SEATTLE NEWS ARCHIVES & FEATURES
Mutant lice resistant to treatment
Aug 18, 2015, 5:13 PM | Updated: 5:17 pm

Fair warning – This story may make you itch.
After spending three weeks treating both of my girls for head lice, I thought I had the little buggers licked.
But it turns out, almost all lice in Washington State are now able to survive the over the counter pesticide treatment I’ve been using.
Dr. John Marshall Clark with the University of Massachusetts, Amherst gathered lice samples from the Seattle area and other cities around the country.
Not only are Washington lice resistant to Pyrethroids, but so are lice in most other states.
“The bottom line is that there’s actually very little susceptibility in the United States,” Dr. Clark recently told a meeting of the American Chemistry Society.
The good news is there are three alternative treatments. They’re only available by prescription, and because they’re relatively new they can still be somewhat expensive. And, your school nurse might not even know they’re an option.

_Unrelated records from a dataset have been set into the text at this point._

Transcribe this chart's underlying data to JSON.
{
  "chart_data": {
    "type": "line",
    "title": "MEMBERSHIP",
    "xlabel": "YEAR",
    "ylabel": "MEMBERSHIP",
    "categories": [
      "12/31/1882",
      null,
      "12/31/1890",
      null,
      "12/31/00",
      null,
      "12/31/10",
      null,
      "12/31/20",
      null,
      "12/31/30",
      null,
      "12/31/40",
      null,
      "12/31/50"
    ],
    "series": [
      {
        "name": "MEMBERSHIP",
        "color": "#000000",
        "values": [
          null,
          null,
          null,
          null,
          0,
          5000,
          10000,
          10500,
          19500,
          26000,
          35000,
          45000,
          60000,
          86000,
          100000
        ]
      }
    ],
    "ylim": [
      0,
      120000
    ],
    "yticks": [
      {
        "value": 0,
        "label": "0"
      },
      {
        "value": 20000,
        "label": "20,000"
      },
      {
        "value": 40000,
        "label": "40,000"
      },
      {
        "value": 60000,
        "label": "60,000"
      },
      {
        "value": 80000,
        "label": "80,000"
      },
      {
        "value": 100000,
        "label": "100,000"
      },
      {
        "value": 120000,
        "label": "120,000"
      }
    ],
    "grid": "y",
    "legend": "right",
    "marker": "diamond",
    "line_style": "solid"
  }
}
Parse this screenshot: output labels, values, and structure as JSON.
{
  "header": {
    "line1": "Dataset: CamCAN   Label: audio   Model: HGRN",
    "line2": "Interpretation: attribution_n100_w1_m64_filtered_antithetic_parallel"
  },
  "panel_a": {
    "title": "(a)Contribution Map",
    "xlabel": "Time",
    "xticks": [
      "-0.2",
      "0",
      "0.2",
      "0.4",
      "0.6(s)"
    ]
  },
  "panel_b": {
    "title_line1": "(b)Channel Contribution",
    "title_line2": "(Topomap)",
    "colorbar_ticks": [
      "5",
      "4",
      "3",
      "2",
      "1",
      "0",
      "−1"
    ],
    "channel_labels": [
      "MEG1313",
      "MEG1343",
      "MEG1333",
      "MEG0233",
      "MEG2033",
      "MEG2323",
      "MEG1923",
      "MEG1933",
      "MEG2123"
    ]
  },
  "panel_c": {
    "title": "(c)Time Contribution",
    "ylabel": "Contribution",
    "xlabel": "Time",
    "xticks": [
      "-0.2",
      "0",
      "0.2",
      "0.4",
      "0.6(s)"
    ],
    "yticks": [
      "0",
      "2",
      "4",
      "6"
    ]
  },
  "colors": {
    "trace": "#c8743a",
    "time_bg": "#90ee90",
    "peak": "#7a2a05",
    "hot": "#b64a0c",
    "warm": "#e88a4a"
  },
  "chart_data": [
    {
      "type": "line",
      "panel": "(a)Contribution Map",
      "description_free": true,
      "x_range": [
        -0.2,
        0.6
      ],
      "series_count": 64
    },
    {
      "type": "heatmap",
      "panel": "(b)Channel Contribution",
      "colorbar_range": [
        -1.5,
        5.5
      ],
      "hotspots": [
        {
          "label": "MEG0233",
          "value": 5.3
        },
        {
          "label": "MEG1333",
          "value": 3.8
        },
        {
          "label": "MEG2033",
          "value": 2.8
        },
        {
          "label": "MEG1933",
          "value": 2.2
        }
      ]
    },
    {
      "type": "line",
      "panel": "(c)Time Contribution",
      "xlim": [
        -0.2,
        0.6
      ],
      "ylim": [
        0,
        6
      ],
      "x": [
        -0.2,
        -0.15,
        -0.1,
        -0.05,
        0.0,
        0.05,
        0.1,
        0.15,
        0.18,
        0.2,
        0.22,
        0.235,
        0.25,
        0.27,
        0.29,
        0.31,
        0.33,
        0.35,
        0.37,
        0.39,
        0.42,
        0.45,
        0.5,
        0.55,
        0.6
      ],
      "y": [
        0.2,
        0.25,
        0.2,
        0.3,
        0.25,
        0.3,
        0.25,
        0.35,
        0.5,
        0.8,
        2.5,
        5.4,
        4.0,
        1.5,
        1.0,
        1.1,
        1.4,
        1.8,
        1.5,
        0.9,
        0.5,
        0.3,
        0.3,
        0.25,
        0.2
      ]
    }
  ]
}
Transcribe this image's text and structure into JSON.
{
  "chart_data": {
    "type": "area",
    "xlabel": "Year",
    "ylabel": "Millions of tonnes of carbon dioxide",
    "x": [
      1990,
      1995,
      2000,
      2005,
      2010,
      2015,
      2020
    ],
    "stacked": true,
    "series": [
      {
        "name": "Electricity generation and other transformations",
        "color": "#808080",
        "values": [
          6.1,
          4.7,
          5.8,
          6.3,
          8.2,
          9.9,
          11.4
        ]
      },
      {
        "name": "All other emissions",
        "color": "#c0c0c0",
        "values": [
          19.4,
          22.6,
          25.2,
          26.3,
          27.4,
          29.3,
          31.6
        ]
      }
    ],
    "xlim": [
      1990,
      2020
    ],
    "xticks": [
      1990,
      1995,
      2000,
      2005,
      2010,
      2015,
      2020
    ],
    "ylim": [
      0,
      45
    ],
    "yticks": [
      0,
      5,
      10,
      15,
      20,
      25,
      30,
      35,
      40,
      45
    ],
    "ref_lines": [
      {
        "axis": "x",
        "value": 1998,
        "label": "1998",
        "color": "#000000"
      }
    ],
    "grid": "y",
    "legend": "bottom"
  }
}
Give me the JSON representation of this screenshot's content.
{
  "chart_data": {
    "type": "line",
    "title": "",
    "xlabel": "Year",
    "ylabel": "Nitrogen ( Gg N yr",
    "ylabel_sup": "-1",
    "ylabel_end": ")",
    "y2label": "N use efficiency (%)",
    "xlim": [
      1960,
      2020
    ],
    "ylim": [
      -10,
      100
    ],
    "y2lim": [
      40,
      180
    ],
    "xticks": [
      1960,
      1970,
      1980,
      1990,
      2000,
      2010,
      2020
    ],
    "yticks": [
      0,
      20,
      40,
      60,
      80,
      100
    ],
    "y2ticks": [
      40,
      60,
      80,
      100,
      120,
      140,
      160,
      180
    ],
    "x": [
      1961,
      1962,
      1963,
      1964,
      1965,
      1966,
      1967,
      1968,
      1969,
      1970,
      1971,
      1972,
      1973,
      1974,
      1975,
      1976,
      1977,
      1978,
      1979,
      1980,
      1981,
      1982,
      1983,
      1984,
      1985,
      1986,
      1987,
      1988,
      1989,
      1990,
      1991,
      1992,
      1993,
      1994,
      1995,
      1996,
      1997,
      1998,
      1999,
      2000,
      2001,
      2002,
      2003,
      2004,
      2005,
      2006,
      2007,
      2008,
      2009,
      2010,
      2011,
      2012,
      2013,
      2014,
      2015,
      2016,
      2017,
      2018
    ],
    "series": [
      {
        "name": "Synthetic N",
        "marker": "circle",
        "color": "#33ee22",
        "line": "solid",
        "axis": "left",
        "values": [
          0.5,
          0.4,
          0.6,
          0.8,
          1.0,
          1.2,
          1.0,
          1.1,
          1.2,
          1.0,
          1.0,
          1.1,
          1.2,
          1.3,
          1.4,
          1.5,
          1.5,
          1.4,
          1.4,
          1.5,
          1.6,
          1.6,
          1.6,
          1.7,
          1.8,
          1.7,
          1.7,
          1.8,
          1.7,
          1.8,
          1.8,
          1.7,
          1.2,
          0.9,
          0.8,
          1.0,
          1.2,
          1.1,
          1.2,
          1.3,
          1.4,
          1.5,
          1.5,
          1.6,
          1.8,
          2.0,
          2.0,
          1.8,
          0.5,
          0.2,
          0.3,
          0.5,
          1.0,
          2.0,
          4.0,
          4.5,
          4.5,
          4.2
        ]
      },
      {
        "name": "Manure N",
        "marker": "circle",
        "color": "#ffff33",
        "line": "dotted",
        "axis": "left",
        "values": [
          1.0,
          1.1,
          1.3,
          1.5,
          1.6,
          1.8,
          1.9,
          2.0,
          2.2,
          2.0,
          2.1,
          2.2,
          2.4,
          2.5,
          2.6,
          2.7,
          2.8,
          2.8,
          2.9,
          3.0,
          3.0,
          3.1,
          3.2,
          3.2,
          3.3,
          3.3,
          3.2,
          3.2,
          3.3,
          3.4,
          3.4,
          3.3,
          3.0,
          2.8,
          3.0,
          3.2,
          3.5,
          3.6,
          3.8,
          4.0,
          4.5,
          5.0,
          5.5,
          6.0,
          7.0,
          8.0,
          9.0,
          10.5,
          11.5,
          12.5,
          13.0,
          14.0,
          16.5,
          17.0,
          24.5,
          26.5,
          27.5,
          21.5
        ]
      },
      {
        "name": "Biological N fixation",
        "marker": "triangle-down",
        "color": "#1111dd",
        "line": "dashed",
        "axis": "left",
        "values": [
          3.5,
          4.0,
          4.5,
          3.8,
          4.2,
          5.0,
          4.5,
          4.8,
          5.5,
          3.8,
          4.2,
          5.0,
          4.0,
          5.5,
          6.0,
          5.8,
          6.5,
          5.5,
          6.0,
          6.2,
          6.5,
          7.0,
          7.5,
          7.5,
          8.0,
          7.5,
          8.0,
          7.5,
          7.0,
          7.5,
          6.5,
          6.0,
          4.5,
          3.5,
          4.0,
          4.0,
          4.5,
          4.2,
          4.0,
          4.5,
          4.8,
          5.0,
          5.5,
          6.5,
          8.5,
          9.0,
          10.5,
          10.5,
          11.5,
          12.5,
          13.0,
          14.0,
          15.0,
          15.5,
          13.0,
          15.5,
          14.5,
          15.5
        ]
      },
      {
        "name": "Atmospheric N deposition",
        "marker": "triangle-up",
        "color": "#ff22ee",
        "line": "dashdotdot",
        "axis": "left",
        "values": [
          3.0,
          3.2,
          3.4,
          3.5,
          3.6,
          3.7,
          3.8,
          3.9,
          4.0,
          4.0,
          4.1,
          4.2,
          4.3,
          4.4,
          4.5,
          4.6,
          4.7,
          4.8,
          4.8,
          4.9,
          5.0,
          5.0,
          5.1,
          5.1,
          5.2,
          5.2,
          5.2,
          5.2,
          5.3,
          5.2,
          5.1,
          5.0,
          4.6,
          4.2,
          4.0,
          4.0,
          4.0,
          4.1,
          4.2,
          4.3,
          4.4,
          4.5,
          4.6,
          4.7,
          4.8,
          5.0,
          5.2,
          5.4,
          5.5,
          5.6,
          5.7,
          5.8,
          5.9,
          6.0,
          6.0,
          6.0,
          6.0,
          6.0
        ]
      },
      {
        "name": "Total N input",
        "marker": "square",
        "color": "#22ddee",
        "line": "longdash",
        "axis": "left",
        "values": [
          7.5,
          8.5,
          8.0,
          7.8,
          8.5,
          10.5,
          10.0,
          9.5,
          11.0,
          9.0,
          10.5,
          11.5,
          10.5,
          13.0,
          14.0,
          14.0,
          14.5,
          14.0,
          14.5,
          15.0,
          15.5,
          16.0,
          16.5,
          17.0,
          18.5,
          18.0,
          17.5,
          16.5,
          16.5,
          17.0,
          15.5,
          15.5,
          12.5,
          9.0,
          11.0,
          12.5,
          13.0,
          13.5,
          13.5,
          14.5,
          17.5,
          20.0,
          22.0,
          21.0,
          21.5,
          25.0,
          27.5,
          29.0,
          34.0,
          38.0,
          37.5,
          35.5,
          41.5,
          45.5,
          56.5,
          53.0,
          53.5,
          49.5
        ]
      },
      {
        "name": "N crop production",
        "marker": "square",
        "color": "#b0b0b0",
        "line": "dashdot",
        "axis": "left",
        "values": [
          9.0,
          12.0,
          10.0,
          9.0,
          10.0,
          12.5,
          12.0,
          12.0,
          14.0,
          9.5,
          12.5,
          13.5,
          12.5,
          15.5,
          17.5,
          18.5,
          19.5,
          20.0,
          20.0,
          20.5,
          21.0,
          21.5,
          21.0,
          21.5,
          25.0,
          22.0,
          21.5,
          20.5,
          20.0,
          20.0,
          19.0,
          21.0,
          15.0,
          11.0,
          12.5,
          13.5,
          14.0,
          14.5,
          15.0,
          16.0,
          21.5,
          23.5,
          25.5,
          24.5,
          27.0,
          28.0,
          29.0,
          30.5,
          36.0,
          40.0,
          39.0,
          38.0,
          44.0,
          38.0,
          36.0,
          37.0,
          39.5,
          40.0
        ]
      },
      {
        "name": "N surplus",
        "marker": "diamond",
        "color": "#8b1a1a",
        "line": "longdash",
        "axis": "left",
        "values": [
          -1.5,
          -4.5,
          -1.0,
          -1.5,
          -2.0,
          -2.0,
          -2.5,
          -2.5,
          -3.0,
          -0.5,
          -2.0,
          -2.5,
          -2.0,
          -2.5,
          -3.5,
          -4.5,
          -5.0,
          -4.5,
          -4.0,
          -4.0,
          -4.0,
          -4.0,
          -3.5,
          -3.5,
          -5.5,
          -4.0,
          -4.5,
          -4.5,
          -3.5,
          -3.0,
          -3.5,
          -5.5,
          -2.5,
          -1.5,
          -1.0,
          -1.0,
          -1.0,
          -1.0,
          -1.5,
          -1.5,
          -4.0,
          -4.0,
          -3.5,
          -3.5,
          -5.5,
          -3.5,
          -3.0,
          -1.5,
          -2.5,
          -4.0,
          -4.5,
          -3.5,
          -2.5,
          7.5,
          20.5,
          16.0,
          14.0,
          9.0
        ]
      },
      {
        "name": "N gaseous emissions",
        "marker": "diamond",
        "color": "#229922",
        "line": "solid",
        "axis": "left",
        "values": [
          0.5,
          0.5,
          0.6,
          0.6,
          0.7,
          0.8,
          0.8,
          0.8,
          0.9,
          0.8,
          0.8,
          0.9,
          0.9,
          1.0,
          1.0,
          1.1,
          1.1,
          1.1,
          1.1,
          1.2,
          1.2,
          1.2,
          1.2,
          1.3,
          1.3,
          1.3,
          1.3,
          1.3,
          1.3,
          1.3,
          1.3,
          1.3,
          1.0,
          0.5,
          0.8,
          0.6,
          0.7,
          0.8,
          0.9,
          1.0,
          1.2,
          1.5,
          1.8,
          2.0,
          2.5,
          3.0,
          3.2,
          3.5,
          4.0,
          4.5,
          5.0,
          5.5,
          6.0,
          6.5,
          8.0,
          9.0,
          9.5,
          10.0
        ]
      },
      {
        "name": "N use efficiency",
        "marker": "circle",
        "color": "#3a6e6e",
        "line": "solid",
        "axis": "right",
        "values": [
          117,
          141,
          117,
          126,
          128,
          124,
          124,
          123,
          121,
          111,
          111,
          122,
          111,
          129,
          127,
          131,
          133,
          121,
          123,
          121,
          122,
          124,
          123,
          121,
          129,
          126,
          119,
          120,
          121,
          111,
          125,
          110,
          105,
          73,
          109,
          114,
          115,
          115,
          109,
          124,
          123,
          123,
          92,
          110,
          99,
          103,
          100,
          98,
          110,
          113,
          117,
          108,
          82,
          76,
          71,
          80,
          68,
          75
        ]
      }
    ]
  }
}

Dr. Clark and his partner recently attended a meeting of the National Association of School Nurses to present their research. They were shocked by the response.
“Cause they’re really the on the ground people that see the lice infestations, and it was surprising to us that they had been, really, not informed that this information even existed,” said Clark.
Dr. Clark has created an education campaign. So, as your kids head back to school, hopefully their school nurse will be armed with this new information. If not, you can ask your doctor about getting a prescription.
As for the possibility that lice might end up developing an immunity to these new treatments, Dr. Clark says that’s highly unlikely. With three new treatments released at about the same time, it would be very difficult for the bugs to mutate in a way that would resist all of them.